Cass. pen., Sez. 3^, sentenza n. 23954/2023, udienza pubblica del 23 marzo 2023, ricorda che la messa alla prova non può essere chiesta per la prima volta nel giudizio in cassazione e, nel caso di imputazioni plurime e cumulative, non può essere disposta solo per alcune di esse.
La ragione giustificatrice dell’istituto della messa alla prova va individuata nel favore per la risocializzazione del condannato, prima ed in via alternativa e preferibile rispetto alla sottoposizione di esso a pena. Ma, se così è, ne scaturisce, con logica ovvietà, che tale procedimento di recupero del reo non possa essere parziale, sì da essere sperimentato e consentito, in caso di imputazioni plurime e cumulative, soltanto per alcune di esse: in tal senso, la Corte di cassazione ha già avuto modo di esprimersi, stabilendo che la sospensione con messa alla prova non possa essere disposta, previa separazione dei processi, soltanto per alcuni dei reati contestati per i quali sia possibile l’accesso al beneficio, in quanto la messa alla prova tende all’eliminazione completa delle tendenze antisociali del condannato, sì che una rieducazione “parziale” sarebbe incompatibile con le finalità dell’istituto (Sez. 2^, sentenza n. 14112 del 12/03/2015).

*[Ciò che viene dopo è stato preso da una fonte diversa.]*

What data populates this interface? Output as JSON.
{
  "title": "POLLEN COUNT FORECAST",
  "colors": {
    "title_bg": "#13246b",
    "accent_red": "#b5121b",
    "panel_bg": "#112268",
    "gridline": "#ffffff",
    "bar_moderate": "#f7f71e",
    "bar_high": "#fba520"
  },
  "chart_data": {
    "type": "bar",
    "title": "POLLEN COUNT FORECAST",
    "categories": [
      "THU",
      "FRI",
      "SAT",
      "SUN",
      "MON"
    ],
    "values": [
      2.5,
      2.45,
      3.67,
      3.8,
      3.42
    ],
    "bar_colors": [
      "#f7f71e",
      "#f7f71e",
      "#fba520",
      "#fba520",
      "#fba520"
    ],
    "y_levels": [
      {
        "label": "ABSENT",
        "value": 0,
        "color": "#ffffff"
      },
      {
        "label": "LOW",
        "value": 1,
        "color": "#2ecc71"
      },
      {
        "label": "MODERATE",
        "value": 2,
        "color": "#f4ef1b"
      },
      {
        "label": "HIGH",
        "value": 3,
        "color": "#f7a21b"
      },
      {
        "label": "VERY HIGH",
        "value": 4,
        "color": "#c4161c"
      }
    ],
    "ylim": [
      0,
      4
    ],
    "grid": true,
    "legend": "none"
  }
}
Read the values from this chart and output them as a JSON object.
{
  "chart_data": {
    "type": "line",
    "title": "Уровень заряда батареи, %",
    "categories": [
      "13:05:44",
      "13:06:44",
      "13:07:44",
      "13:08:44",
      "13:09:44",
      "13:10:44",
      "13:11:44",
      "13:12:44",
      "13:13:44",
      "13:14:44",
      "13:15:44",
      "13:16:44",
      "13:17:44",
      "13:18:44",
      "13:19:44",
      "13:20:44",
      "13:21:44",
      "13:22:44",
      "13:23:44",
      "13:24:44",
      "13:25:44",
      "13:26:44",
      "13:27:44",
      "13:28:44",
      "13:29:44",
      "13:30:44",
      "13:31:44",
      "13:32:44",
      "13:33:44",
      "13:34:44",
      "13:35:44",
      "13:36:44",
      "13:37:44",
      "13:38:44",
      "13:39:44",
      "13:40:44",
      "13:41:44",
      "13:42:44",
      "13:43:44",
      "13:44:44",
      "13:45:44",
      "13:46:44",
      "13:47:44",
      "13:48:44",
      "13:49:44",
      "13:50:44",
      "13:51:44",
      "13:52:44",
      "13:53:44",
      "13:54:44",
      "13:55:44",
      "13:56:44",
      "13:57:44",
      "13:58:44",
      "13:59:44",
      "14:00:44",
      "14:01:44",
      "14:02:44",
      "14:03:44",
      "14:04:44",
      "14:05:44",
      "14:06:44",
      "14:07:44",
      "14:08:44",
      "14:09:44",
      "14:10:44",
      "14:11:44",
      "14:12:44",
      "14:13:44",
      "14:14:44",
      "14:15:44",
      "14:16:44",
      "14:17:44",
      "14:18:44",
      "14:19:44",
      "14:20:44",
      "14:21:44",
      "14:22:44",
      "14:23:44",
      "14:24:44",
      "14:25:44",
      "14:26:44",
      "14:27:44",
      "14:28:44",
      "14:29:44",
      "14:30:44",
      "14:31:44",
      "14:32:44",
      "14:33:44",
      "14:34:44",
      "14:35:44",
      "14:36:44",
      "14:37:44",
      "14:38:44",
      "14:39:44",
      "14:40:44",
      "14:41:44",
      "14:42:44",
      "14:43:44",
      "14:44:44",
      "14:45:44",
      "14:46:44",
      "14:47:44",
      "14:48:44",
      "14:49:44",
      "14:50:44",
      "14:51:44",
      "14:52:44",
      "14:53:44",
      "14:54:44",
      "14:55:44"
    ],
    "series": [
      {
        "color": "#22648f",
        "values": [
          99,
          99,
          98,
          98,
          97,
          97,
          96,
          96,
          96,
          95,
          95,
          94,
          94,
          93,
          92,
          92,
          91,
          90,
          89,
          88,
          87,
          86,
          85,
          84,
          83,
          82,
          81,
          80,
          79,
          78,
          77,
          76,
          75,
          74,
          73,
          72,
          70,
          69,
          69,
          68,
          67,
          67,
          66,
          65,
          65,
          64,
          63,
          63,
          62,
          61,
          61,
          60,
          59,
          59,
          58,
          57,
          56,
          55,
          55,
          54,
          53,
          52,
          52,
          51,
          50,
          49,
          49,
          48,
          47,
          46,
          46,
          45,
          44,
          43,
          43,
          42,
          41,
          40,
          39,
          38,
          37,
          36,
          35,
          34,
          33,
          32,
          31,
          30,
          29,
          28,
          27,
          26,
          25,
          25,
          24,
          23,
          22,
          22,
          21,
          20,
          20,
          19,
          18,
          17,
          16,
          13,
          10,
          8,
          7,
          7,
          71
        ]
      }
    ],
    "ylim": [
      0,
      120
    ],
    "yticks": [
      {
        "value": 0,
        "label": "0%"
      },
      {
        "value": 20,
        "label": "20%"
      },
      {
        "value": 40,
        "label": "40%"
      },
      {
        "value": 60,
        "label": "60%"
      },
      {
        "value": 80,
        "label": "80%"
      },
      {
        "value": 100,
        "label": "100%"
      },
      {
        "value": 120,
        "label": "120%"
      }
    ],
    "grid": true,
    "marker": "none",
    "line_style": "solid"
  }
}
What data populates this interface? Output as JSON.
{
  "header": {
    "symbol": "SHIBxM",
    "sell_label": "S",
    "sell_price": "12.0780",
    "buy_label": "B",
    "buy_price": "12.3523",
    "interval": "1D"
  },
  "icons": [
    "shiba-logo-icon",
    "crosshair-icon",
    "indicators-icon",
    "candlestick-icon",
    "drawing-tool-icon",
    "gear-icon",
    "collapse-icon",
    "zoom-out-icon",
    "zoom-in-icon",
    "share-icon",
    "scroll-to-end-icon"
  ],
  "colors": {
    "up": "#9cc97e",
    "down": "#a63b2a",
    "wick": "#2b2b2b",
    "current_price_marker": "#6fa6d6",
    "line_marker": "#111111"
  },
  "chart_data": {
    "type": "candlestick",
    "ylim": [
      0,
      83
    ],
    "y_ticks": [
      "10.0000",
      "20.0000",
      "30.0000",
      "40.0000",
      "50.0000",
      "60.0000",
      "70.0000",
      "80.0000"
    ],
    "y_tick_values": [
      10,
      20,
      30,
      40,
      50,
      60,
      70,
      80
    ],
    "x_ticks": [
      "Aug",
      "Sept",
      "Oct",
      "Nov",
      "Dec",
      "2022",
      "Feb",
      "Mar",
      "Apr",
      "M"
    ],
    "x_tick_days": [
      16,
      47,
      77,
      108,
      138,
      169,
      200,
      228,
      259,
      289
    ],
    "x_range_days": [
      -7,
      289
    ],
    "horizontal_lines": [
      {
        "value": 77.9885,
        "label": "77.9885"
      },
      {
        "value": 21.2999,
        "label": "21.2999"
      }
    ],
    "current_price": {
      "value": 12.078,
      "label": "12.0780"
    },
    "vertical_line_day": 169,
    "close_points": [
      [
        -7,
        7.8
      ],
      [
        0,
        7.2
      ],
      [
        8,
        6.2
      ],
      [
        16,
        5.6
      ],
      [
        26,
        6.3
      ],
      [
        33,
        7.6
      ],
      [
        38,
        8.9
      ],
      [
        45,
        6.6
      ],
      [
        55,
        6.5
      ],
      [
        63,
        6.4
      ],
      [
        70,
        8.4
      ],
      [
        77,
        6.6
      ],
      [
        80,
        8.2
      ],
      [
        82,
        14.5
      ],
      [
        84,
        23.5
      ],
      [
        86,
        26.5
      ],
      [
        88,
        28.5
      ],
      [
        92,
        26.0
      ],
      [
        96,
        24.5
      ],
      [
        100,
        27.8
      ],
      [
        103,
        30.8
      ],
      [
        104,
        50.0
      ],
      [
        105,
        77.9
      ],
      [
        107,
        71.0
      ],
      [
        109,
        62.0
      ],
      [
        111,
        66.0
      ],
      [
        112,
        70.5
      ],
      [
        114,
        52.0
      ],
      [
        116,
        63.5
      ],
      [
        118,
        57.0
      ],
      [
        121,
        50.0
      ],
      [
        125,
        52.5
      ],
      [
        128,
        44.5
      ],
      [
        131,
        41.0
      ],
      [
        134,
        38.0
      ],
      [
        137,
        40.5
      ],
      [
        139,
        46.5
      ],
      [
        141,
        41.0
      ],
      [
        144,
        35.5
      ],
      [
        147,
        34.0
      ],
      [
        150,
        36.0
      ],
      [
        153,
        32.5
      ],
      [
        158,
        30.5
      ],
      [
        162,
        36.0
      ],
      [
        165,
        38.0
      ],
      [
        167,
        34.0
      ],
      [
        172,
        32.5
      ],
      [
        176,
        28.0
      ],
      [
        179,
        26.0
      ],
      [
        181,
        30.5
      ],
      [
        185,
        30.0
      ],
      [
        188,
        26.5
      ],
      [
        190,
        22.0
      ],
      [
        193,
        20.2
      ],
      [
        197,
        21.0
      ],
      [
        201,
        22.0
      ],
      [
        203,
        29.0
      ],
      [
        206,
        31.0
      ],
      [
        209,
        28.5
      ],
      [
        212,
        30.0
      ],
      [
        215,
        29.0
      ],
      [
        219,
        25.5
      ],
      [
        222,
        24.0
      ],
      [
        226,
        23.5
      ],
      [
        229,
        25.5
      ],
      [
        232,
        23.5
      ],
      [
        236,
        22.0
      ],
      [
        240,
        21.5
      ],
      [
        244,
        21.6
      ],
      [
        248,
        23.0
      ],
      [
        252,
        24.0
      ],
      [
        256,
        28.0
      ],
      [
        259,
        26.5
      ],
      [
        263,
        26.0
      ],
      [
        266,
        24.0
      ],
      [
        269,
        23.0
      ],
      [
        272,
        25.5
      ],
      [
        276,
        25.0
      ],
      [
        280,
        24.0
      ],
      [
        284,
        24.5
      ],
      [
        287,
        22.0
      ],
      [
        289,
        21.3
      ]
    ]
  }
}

Va inoltre ricordato che nel giudizio di impugnazione davanti alla Corte di cassazione l’imputato non può chiedere la sospensione del procedimento con la messa alla prova di cui all’art. 168-bis cod. pen., perché il beneficio dell’estinzione del reato, connesso all’esito positivo della prova, presuppone lo svolgimento di un iter processuale alternativo alla celebrazione del giudizio (Sez. 5^, n. 35721 del 09/06/2015 – dep. 26/08/2015, Rv. 264259 – 01, la quale, in motivazione, ha evidenziato che la mancata applicazione della disciplina della sospensione del procedimento con messa alla prova nei giudizi di impugnazione pendenti alla data della sua entrata in vigore, stante l’assenza di disposizioni transitorie, non determina alcuna lesione del principio di retroattività della “lex mitior“).